SPACE WIRE
Factfile on malaria
PARIS (AFP) May 11, 2004
Following are facts about malaria:


WHAT IS IT: A life-threatening parasitic disease transmitted by mosquitoes that jousts with AIDS as the world's biggest health problem. Its name -- "mal aria" ('bad air' in Italian) -- comes from the myth that it comes from breathing in air from stagnant marshes. In 1880, scientists isolated a one-cell parasite called a plasmodium that is the real cause of malaria. The disease occurs in poor tropical countries that are home to 40 percent of the world's population. It was eliminated from temperate climates by the middle of the 20th century, although some experts fear it will stage a comeback through global warming.


THE TOLL: Malaria kills over a million people a year, or about 3,000 a day. Ninety percent of cases are in sub-Saharan Africa. At least 300 million people suffer from acute malaria each year, often suffering lasting effects. Children aged under five, pregnant women and their unborn children and the elderly are the most vulnerable.


SYMPTOMS: Fever, headache, vomiting and other flu-like symptoms appear about nine to 14 days after the parasite is passed on, the duration varying according to the type of plasmodium. Drugs are then needed to treat the symptoms and kill the parasites. Malaria can kill by destroying red blood cells, causing anaemia, or clog the blood capillaries that provide oxygen to the brain, a condition called cerebral malaria. The most lethal of the four parasite strains is Plasmodium falciparum.


HOW IT SPREADS: Via a female mosquito of the Anopheles gambiae strain, which feeds almost exclusively on human blood and hands on the parasite in its saliva when it takes a blood meal. Once inside the body, the parasite undergoes several complex changes as part of its life cycle. It evades the immune system, infects the liver and red blood cells and finally develops into a form that is able to infect a mosquito again when it bites an infected person.


TREATMENT: As yet, there is no cure or vaccine for malaria, although a new class of drug, artemisinin-class, is highly effective. Swift use of drugs to treat symptoms and kill the parasites in an infected person can significantly reduce the death toll. The cheapest drug, chloroquine, is rapidly losing its effectiveness because the P. falciparum parasite is becoming resistant to it.

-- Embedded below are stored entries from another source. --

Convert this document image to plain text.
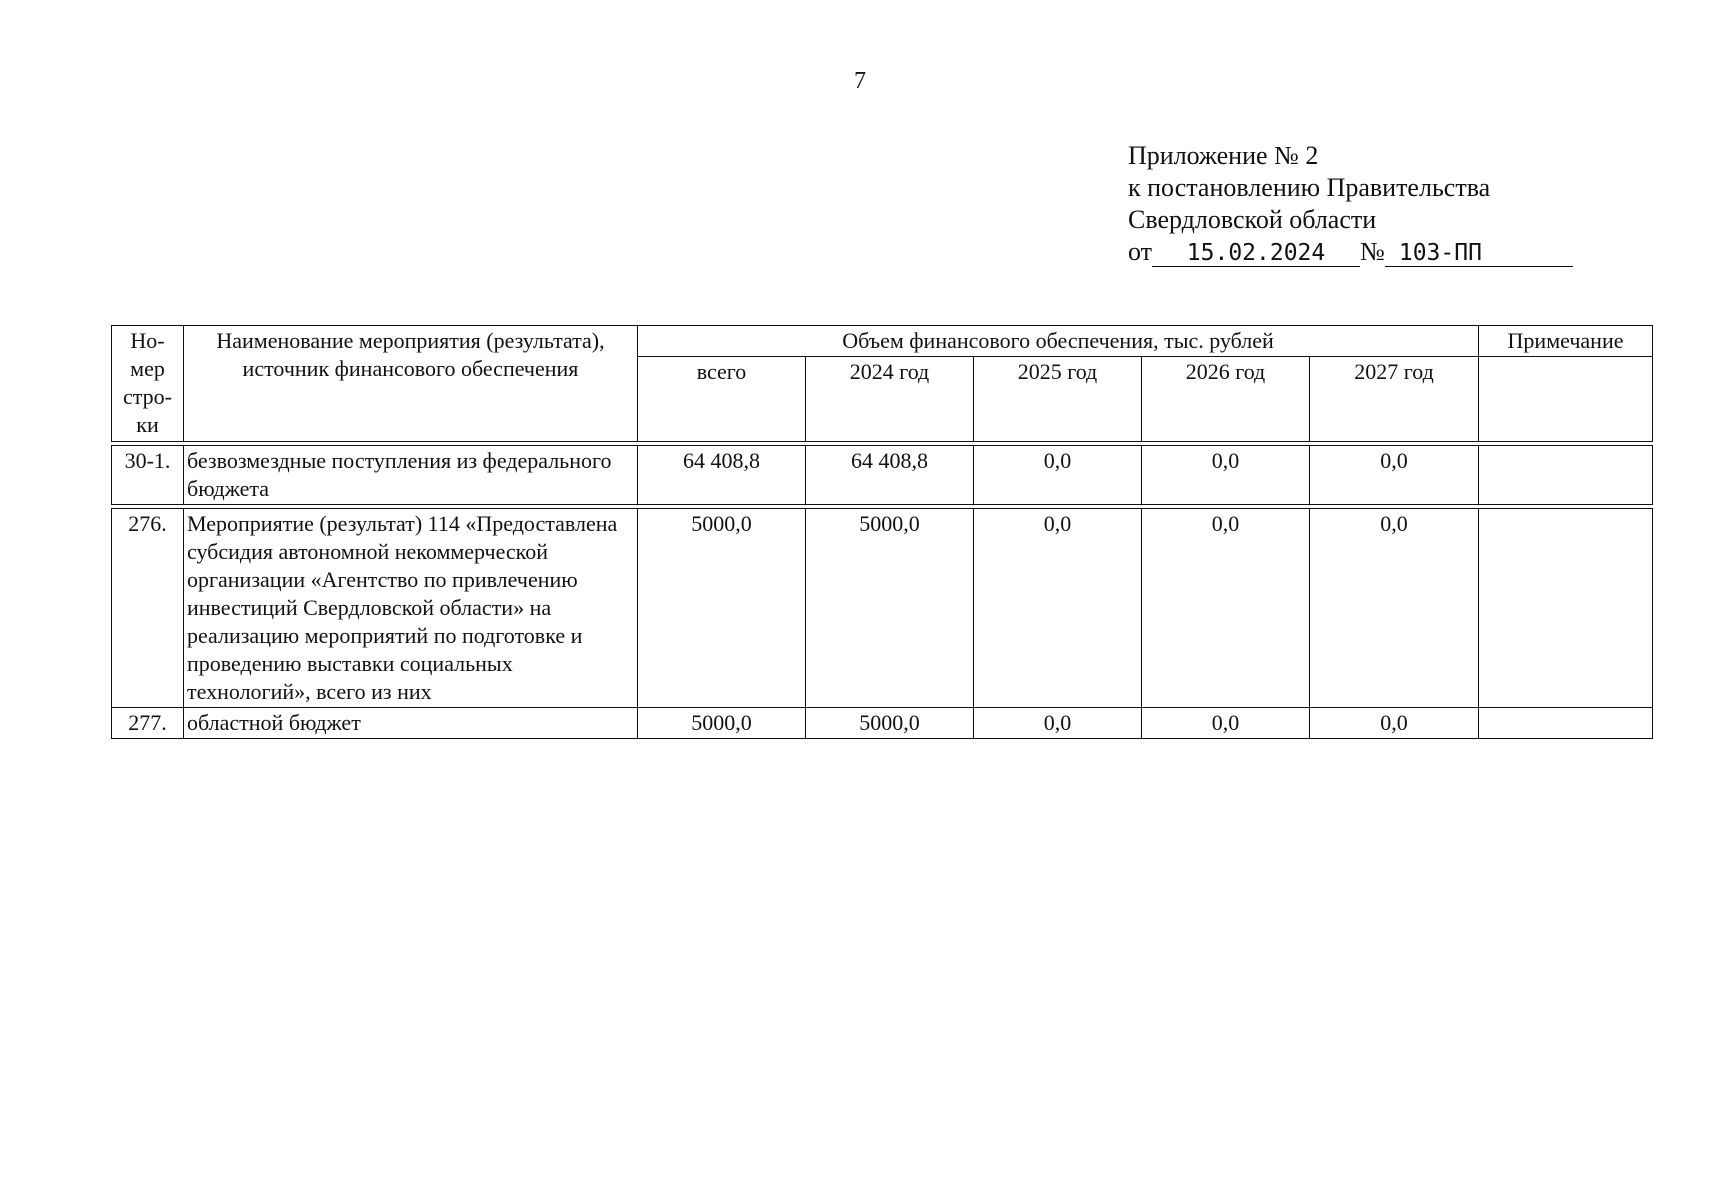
7
Приложение № 2
к постановлению Правительства
Свердловской области
от 15.02.2024 № 103-ПП
Но-мер стро-ки	Наименование мероприятия (результата), источник финансового обеспечения	Объем финансового обеспечения, тыс. рублей					Примечание
		всего	2024 год	2025 год	2026 год	2027 год	

30-1.	безвозмездные поступления из федерального бюджета	64 408,8	64 408,8	0,0	0,0	0,0	

276.	Мероприятие (результат) 114 «Предоставлена субсидия автономной некоммерческой организации «Агентство по привлечению инвестиций Свердловской области» на реализацию мероприятий по подготовке и проведению выставки социальных технологий», всего из них	5000,0	5000,0	0,0	0,0	0,0	
277.	областной бюджет	5000,0	5000,0	0,0	0,0	0,0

PREVENTION: Draining stagnant pools and water butts, where mosquitoes breed, and using insecticide-treated mosquito bed netting can stop more than half malaria transmissions in high-risk areas.


ECONOMIC COST: Malaria costs Africa more than 12 billion dollars a year. The continent's gross domestic product would be a third greater today if malaria had been eliminated in the 1960s, using DDT. That insecticide was withdrawn because it is a dangerously accumulative pollutant.


TACKLING MALARIA: In 1998, the Roll Back Malaria (RBM) Global Partnership was launched by the World Health Organization, UNICEF, UNDP and the World Bank, with the goal of halving the number of deaths from malaria by 2010. Two billion dollars are needed annually to achieve this goal, according to the RBM's estimates. Only about 200 million is likely to be available this year.